Cottier Damien · Nationalrat · 2021-05-05
Cottier Damien · Nationalrat · Neuenburg · FDP-Liberale Fraktion · 2021-05-05
Wortprotokoll
En 2012, le conseiller national Laurent Favre a déposé la motion 12.3767, "Don d'organes. Passage au régime du consentement présumé". Adoptée largement par notre conseil fin 2013, elle n'a toutefois pas passé la rampe du Conseil des Etats. Cette motion suivait des postulats abordant la même problématique, déposés, en 2010, par Felix Gutzwiller, Viola Amherd et le même Laurent Favre.
Le Parlement a à nouveau débattu de cette problématique en 2015, lors de la révision de la loi sur la transplantation. C'est donc dire que la question occupe notre Parlement depuis une dizaine d'années. Jusqu'à présent, la majorité a toujours estimé qu'il était possible de corriger et d'améliorer le problème du manque d'organes en Suisse par d'autres moyens que le changement de régime.
En 2013, le Conseil fédéral a lancé un plan d'action national de cinq ans visant à passer à vingt dons par million d'habitants. Ce plan d'action a permis d'augmenter le nombre d'organes donnés, mais l'objectif de vingt dons par million d'habitants n'a pas été atteint, malheureusement. Notre pays reste dans une situation attristante en matière de don d'organes, alors même qu'une majorité de la population - cela a été rappelé - se dit favorable au don d'organes. Swisstransplant a récemment lancé un signal d'alarme.
Je vous invite à soutenir cette initiative et le contre-projet indirect: ils apportent une vraie solution. Une solution utile.
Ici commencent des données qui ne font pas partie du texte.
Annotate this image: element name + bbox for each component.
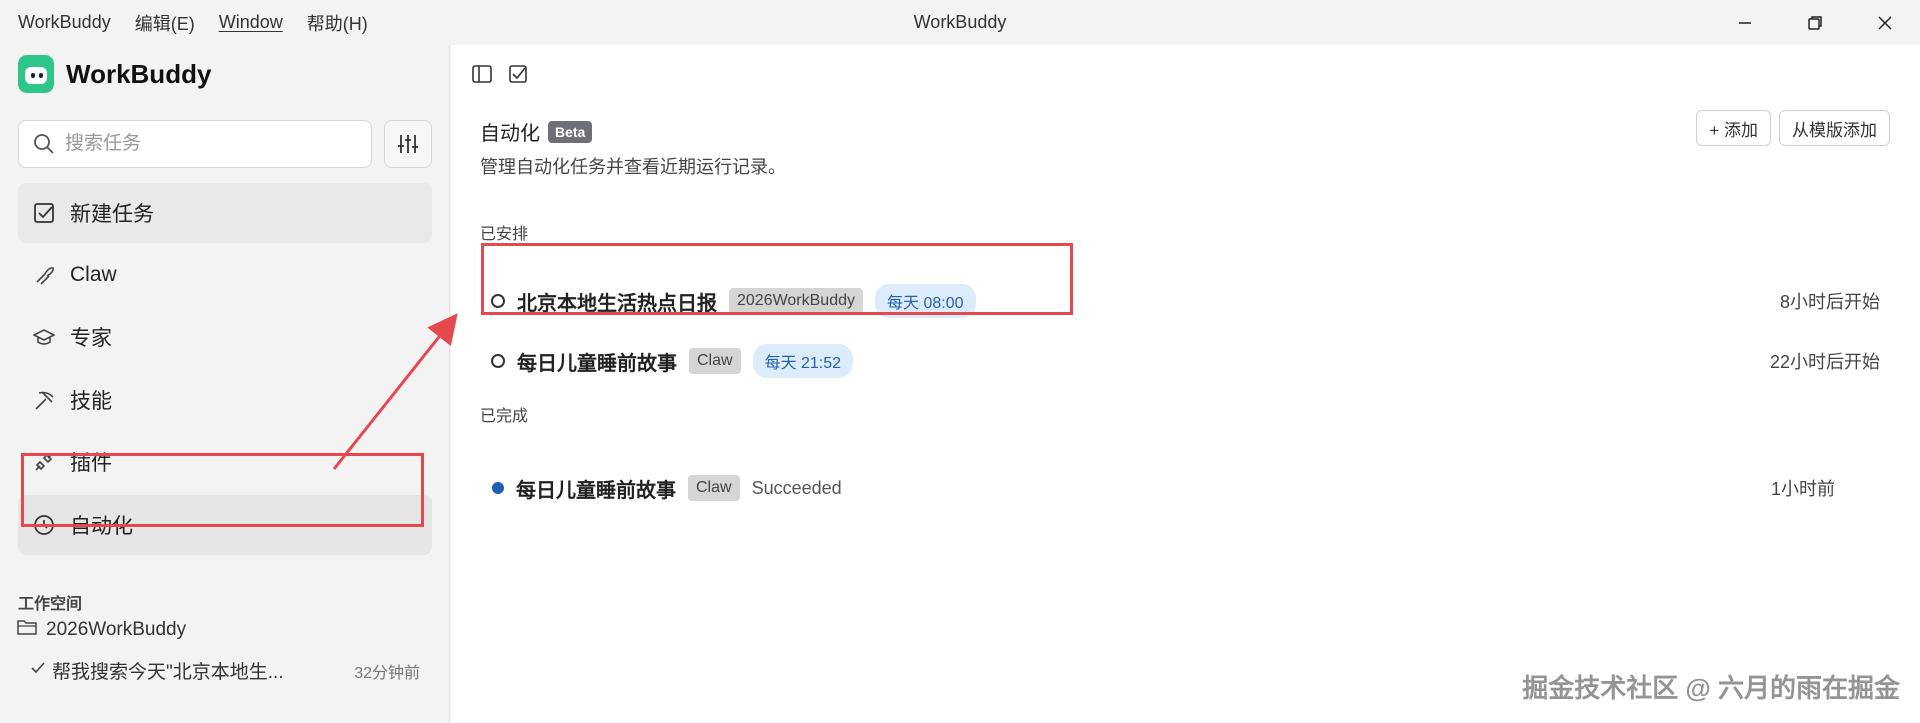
filter-button[interactable] xyxy=(384,120,432,168)
sidebar: WorkBuddy 新建任务 Claw 专家 xyxy=(0,45,450,723)
clock-icon xyxy=(32,513,56,537)
nav-label: 专家 xyxy=(70,327,112,350)
brand-name: WorkBuddy xyxy=(66,58,212,89)
workspace-folder-label: 2026WorkBuddy xyxy=(46,619,187,640)
task-tag: Claw xyxy=(688,475,740,501)
nav-label: Claw xyxy=(70,263,117,286)
toolbar xyxy=(469,61,541,87)
task-tag: 2026WorkBuddy xyxy=(729,288,863,314)
workbuddy-logo-icon xyxy=(18,55,54,93)
completed-section-title: 已完成 xyxy=(480,408,529,425)
menu-window[interactable]: Window xyxy=(219,12,283,33)
checkbox-icon xyxy=(32,201,56,225)
add-from-template-button[interactable]: 从模版添加 xyxy=(1779,110,1890,146)
graduation-cap-icon xyxy=(32,325,56,349)
nav-claw[interactable]: Claw xyxy=(18,245,432,305)
nav-label: 新建任务 xyxy=(70,203,154,226)
close-icon xyxy=(1878,15,1892,30)
nav-label: 插件 xyxy=(70,452,112,475)
search-box[interactable] xyxy=(18,120,372,168)
nav-skills[interactable]: 技能 xyxy=(18,370,432,430)
restore-icon xyxy=(1808,15,1822,30)
scheduled-task-row[interactable]: 北京本地生活热点日报 2026WorkBuddy 每天 08:00 8小时后开始 xyxy=(491,281,1880,321)
task-schedule: 每天 08:00 xyxy=(875,284,976,318)
workspace-folder[interactable]: 2026WorkBuddy xyxy=(16,617,186,643)
nav-label: 技能 xyxy=(70,390,112,413)
toggle-sidebar-button[interactable] xyxy=(469,61,495,87)
watermark: 掘金技术社区 @ 六月的雨在掘金 xyxy=(1522,673,1900,703)
menu-help[interactable]: 帮助(H) xyxy=(307,10,368,36)
task-schedule: 每天 21:52 xyxy=(752,344,854,378)
claw-icon xyxy=(32,263,56,287)
completed-task-row[interactable]: 每日儿童睡前故事 Claw Succeeded 1小时前 xyxy=(492,468,1835,508)
brand: WorkBuddy xyxy=(18,55,211,93)
minimize-button[interactable] xyxy=(1710,0,1780,45)
task-name: 每日儿童睡前故事 xyxy=(516,479,676,502)
sidebar-toggle-icon xyxy=(472,65,492,83)
task-name: 每日儿童睡前故事 xyxy=(517,352,677,375)
title-bar: WorkBuddy 编辑(E) Window 帮助(H) WorkBuddy xyxy=(0,0,1920,45)
add-button[interactable]: + 添加 xyxy=(1696,110,1771,146)
checkbox-icon xyxy=(509,65,527,83)
plug-icon xyxy=(32,450,56,474)
search-icon xyxy=(34,134,54,154)
folder-icon xyxy=(16,617,38,643)
nav-automation[interactable]: 自动化 xyxy=(18,495,432,555)
page-title-text: 自动化 xyxy=(480,123,540,145)
beta-badge: Beta xyxy=(548,120,593,143)
menu-edit[interactable]: 编辑(E) xyxy=(135,10,195,36)
new-task-button[interactable] xyxy=(505,61,531,87)
task-name: 北京本地生活热点日报 xyxy=(517,292,717,315)
window-controls xyxy=(1710,0,1920,45)
status-circle-icon xyxy=(491,294,505,308)
menu-bar: WorkBuddy 编辑(E) Window 帮助(H) xyxy=(0,10,392,36)
workspace-title: 工作空间 xyxy=(18,596,83,613)
task-time: 1小时前 xyxy=(1770,479,1835,499)
page-description: 管理自动化任务并查看近期运行记录。 xyxy=(480,157,786,177)
menu-app[interactable]: WorkBuddy xyxy=(18,12,111,33)
workspace-task-title: 帮我搜索今天"北京本地生... xyxy=(52,662,284,683)
task-status: Succeeded xyxy=(751,477,842,498)
nav-experts[interactable]: 专家 xyxy=(18,307,432,367)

Et une solution légitime sur le plan éthique.
Bien sûr, notre corps nous appartient. Mais cette propriété de notre corps au moment de la mort n'est toutefois pas illimitée. Elle s'inscrit dans un contexte social. En fait, ce qu'il advient de notre corps après le décès est assez strictement encadré. Vous avez le choix entre l'inhumation, l'incinération et le don de votre corps à la science, et c'est tout. Certains pays autorisent d'autres pratiques, ce n'est pas le cas de la Suisse.
En cas d'incinération, la Suisse est assez libérale sur ce qu'il advient des cendres. En cas d'inhumation, par contre, celle-ci se fait selon des critères stricts, dans un endroit précis, fixés par la législation cantonale ou communale, et pour un nombre d'année limité.
Il serait ainsi inexact de penser qu'on dispose librement, ou totalement librement de son corps au moment de sa mort: il y a des choix possibles, mais ils s'inscrivent dans un cadre précis défini par la communauté pour des raisons d'intérêt public.
Mais assez parlé de mort, parlons de vie! Car c'est de cela qu'il s'agit aujourd'hui. Le don d'organes permet de transmettre la vie, de préserver la vie. Et le passage à un régime de consentement présumé favorise la préservation de la vie. C'est un objectif noble et important.
Le changement proposé ne dépossède pas une personne de ses organes et donc de la décision de ce qu'il advient de son corps. Car, dans le système proposé, chaque personne peut en tout temps, de son vivant, décider de donner ou non ses organes au moment de sa mort ou de limiter ce don. Dans ce cadre, l'information à la population est essentielle, et l'existence d'un registre de déclaration également.
De cette façon, la société fixerait un cadre, différent, un cadre qui permettrait de sauver des vies, mais dans lequel chacun garderait sa liberté puisqu'il pourrait à tout moment, avant sa mort, s'y opposer ou modifier sa décision. Cela a été dit, il s'agirait aussi d'un allègement de la charge qui aujourd'hui pèse sur les proches au moment de prendre cette décision difficile.
Le contre-projet améliorerait ce changement en impliquant davantage la famille et en lui permettant de s'opposer au don, ce qui est légitime, si elle est informée que tel était le souhait du défunt.
Beaucoup de temps s'est écoulé depuis la discussion sur la motion Favre Laurent. Des mesures ont été prises. On a vu une amélioration, mais elle est hélas insuffisante. Les chiffres sont clairs: les pays qui ont choisi le consentement présumé ont des taux parfois bien plus élevés de dons. Vous retrouvez ces chiffres dans le message du Conseil fédéral.
Il est temps de faire ce pas en Suisse. Je vous invite à soutenir cette initiative populaire et à soutenir le contre-projet indirect.